# How do you find the derivative of (ln * e^x)/(e^x-1)?

Mar 28, 2017

Call the function $f \left(x\right)$. By laws of logarithms and the definition $\ln \left(e\right) = 1$, we have

$f \left(x\right) = \frac{x}{{e}^{x} - 1}$

We now use the quotient rule to find the derivative. If $f \left(x\right) = g \frac{x}{h \left(x\right)}$, then $f ' \left(x\right) = \frac{g ' \left(x\right) h \left(x\right) - h ' \left(x\right) g \left(x\right)}{h \left(x\right)} ^ 2$.

Here we have $g \left(x\right) = x$ and $h \left(x\right) = {e}^{x} - 1$. Then $g ' \left(x\right) = 1$ and $h ' \left(x\right) = {e}^{x}$.

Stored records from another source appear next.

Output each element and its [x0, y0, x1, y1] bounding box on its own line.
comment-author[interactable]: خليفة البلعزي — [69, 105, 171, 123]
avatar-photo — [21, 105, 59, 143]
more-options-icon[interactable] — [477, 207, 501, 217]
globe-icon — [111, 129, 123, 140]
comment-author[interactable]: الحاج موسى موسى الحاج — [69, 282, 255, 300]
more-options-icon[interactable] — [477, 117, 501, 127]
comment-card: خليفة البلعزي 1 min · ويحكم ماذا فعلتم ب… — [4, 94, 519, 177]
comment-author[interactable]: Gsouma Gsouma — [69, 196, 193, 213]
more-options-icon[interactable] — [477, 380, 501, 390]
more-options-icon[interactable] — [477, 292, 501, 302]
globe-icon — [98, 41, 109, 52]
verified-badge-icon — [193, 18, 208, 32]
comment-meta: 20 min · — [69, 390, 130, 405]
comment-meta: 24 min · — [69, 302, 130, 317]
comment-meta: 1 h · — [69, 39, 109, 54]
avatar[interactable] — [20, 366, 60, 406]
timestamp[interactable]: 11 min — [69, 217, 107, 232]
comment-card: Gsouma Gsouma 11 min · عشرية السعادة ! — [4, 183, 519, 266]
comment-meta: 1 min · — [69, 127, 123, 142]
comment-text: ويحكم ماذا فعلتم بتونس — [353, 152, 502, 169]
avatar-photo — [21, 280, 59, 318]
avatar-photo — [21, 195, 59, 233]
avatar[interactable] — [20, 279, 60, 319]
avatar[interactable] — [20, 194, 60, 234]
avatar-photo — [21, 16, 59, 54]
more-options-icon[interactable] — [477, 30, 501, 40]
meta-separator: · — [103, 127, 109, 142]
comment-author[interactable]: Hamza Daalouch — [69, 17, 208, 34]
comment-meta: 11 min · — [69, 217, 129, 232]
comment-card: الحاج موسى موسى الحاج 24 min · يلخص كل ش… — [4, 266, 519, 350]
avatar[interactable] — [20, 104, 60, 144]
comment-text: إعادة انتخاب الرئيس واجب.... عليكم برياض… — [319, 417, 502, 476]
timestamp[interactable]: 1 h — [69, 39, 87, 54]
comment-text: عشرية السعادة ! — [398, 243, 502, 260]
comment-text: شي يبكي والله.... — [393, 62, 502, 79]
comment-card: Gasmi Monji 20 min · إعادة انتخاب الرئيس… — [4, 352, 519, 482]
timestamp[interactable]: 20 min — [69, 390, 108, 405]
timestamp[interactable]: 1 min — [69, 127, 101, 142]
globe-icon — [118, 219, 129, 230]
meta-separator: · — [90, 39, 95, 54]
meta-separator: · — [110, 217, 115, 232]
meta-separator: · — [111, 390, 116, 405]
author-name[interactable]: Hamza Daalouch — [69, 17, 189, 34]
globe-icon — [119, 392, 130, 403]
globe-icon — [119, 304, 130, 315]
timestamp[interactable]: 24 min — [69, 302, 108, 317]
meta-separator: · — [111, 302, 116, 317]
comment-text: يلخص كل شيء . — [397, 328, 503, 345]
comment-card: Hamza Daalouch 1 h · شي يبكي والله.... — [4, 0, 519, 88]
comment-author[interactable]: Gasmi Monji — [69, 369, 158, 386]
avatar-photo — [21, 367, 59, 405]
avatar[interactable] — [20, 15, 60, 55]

$f ' \left(x\right) = \frac{x \left({e}^{x} - 1\right) - {e}^{x} \left(x\right)}{{e}^{x} - 1} ^ 2$

$f ' \left(x\right) = \frac{x {e}^{x} - x - x {e}^{x}}{{e}^{x} - 1} ^ 2$

$f ' \left(x\right) = - \frac{x}{{e}^{x} - 1} ^ 2$

Hopefully this helps!